На следующий день, вечером, случился кризис. В желудке появились ужасные боли. Живот вспух, отвердел, до него нельзя было дотронуться. Ко всему этому, добавилась лихорадка. Пульс стал биться учащенными ударами и заметным образом ускорился. Время от времени, больной стал впадать в обморок, сопровождаемый приступами бреда и острого нервного раздражения. Дважды, в мое отсутствие, он вскакивал с постели и бросался, с криками, вон из спальни в другие комнаты. Вслед за такими нервным возбуждением наступал период совершенно бесчувственного состояния, так что можно было подумать, что больной умер.
На третий день, лицо страдальца настолько исказилось от внутренних болей, что стало совсем неузнаваемым. Глаза, окруженные иссиня-багровыми пятнами, едва проглядывали из глубины своих орбит. Веки настолько отяжелели, что спускались вниз и лишь наполовину прикрывали собой глазные белки. Зрачок был мутный и неподвижный.
На лицо легли тяжелые, темные краски. Оно все вздулось, вспухло, и на вид было отвратительным. На губах также обнаружилась опухоль. На коже, тут и там, появились синеватые пятна.

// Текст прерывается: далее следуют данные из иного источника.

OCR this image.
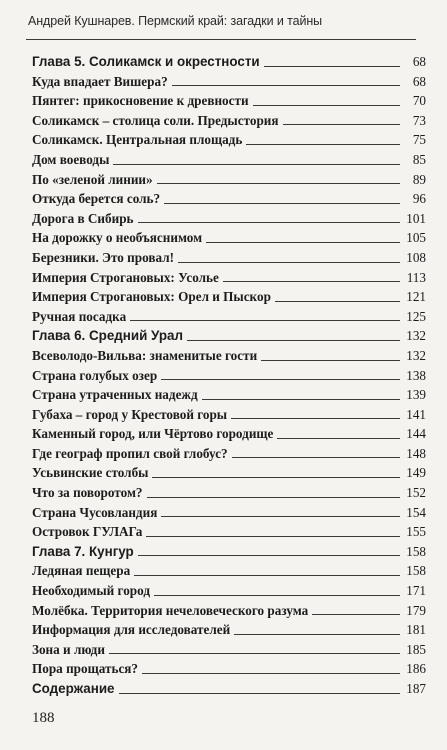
Андрей Кушнарев. Пермский край: загадки и тайны
Глава 5. Соликамск и окрестности	68
Куда впадает Вишера?	68
Пянтег: прикосновение к древности	70
Соликамск – столица соли. Предыстория	73
Соликамск. Центральная площадь	75
Дом воеводы	85
По «зеленой линии»	89
Откуда берется соль?	96
Дорога в Сибирь	101
На дорожку о необъяснимом	105
Березники. Это провал!	108
Империя Строгановых: Усолье	113
Империя Строгановых: Орел и Пыскор	121
Ручная посадка	125
Глава 6. Средний Урал	132
Всеволодо-Вильва: знаменитые гости	132
Страна голубых озер	138
Страна утраченных надежд	139
Губаха – город у Крестовой горы	141
Каменный город, или Чёртово городище	144
Где географ пропил свой глобус?	148
Усьвинские столбы	149
Что за поворотом?	152
Страна Чусовландия	154
Островок ГУЛАГа	155
Глава 7. Кунгур	158
Ледяная пещера	158
Необходимый город	171
Молёбка. Территория нечеловеческого разума	179
Информация для исследователей	181
Зона и люди	185
Пора прощаться?	186
Содержание	187
188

Больной так похудел, что на него страшно было смотреть. Высохшие жилы рельефно обрисовывались на этом живом трупе. Это был какой-то страшный костяной остов, странным образом сохранявший в себе угасавшие остатки жизни.
Наконец, на четвертый день, утром, рассудок, который пока не угас в больном, несмотря на все его страдания, замер в каком-то оцепенении. Конечности сделались холодны, как лед. Тело начало судорожно вздрагивать. Пульс остановился. Это пришла смерть. Для нас наступила страшная минута разлуки, для него – отрадное мгновение освобождения.

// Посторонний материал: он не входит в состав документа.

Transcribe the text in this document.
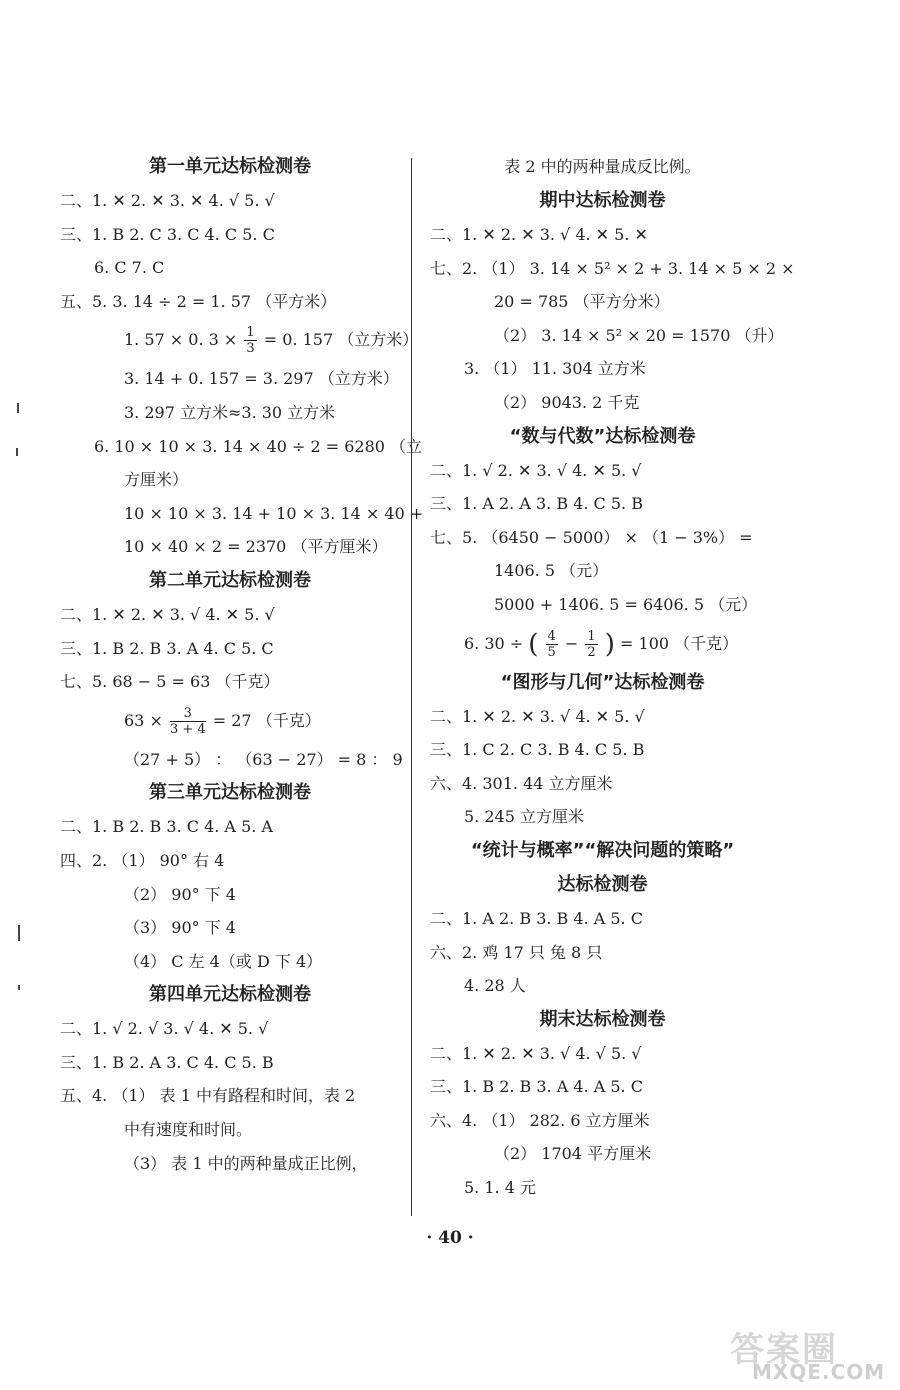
第一单元达标检测卷
二、1. ✕ 2. ✕ 3. ✕ 4. √ 5. √
三、1. B 2. C 3. C 4. C 5. C
6. C 7. C
五、5. 3. 14 ÷ 2 = 1. 57 （平方米）
1. 57 × 0. $3 \times \frac{1}{3} = 0$. 157 （立方米）
3. 14 + 0. 157 = 3. 297 （立方米）
3. 297 立方米≈3. 30 立方米
6. 10 × 10 × 3. 14 × 40 ÷ 2 = 6280 （立
方厘米）
10 × 10 × 3. 14 + 10 × 3. 14 × 40 +
10 × 40 × 2 = 2370 （平方厘米）
第二单元达标检测卷
二、1. ✕ 2. ✕ 3. √ 4. ✕ 5. √
三、1. B 2. B 3. A 4. C 5. C
七、5. 68 − 5 = 63 （千克）
$63 \times \frac{3}{3 + 4} = 27$ （千克）
（27 + 5） ： （63 − 27） = 8 ： 9
第三单元达标检测卷
二、1. B 2. B 3. C 4. A 5. A
四、2. （1） 90° 右 4
（2） 90° 下 4
（3） 90° 下 4
（4） C 左 4（或 D 下 4）
第四单元达标检测卷
二、1. √ 2. √ 3. √ 4. ✕ 5. √
三、1. B 2. A 3. C 4. C 5. B
五、4. （1） 表 1 中有路程和时间，表 2
中有速度和时间。
（3） 表 1 中的两种量成正比例，
表 2 中的两种量成反比例。
期中达标检测卷
二、1. ✕ 2. ✕ 3. √ 4. ✕ 5. ✕
七、2. （1） 3. 14 × 5² × 2 + 3. 14 × 5 × 2 ×
20 = 785 （平方分米）
（2） 3. 14 × 5² × 20 = 1570 （升）
3. （1） 11. 304 立方米
（2） 9043. 2 千克
“数与代数”达标检测卷
二、1. √ 2. ✕ 3. √ 4. ✕ 5. √
三、1. A 2. A 3. B 4. C 5. B
七、5. （6450 − 5000） × （1 − 3%） =
1406. 5 （元）
5000 + 1406. 5 = 6406. 5 （元）
6. 30 ÷ ( $\frac{4}{5} - \frac{1}{2}$ ) = 100 （千克）
“图形与几何”达标检测卷
二、1. ✕ 2. ✕ 3. √ 4. ✕ 5. √
三、1. C 2. C 3. B 4. C 5. B
六、4. 301. 44 立方厘米
5. 245 立方厘米
“统计与概率”“解决问题的策略”
达标检测卷
二、1. A 2. B 3. B 4. A 5. C
六、2. 鸡 17 只 兔 8 只
4. 28 人
期末达标检测卷
二、1. ✕ 2. ✕ 3. √ 4. √ 5. √
三、1. B 2. B 3. A 4. A 5. C
六、4. （1） 282. 6 立方厘米
（2） 1704 平方厘米
5. 1. 4 元
· 40 ·
答案圈
MXQE.COM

– В какой день это случилось?
– Это случилось 11 сентября, в девять часов утра.
Маделор слушал Савиньи, не перебивая его, изредка покачивая головой с видом авторитета. Он раскрывал свои прищуренные глаза и подносил к ним лорнет в золотой оправе, бросал сквозь его стекло испытующий взгляд, а потом тотчас же опять закрывал свои глаза.
Внимательно прислушиваясь к сообщению Савиньи, он небрежно покачивал ногой и покусывал свои губы для того, чтобы, таким образом, нагляднее дать понять, что он все уже понял, и что тысячи мыслей, одна ценнее другой, осаждают его, в это же время.
Изредка Маделор обращался с вопросами к своему коллеге, заставлял его подолгу останавливаться на изложении разного рода подробностей, на тщательном описании различных симптомов.
Он говорил, бросая отрывочные фразы, как бы думая в это время о чем-то другом, проглатывая половину слов, заставляя своего собеседника скорее отгадывать его мысли, чем следить за ясно изложенным смыслом.
Внезапно, во время разговора, он вдруг погружался в какие-то тяжелые размышления. Это было так очевидно.
На докторе Маделоре лежала такая тяжелая ответственность: как же было не быть озабоченным такому человеку?
Его самоуглубленность была не чем иным, как озабоченностью.
Когда он закончил расспрашивать Савиньи и расстался со своими думами, он протянул коллеге руку:
– Любезный собрат, благодарю вас! – сказал он покровительственным тоном. – Суд будет обязан вам, обязан тем, что я с особенной легкостью разрешу свою задачу.
И Савиньи отправился обратно в Армуаз.
Глава XX
Вечером, около шести часов, в то самое время, когда солнце садилось за чёрной каймой соснового леса, ограничивавшего собой громадное пространство армуазской меловой долины и заграждавшего вид вдаль, по деревне проехала наглухо закрытая карета, в которой сидело трое мужчин.
Карета остановилась перед домом мэра, Пелигрэна.
Из экипажа вышли королевский прокурор, следственный пристав, Лима и доктор Маделор. Пелигрэн завидел их еще издали, хотел выйти и встретить их на пороге дома.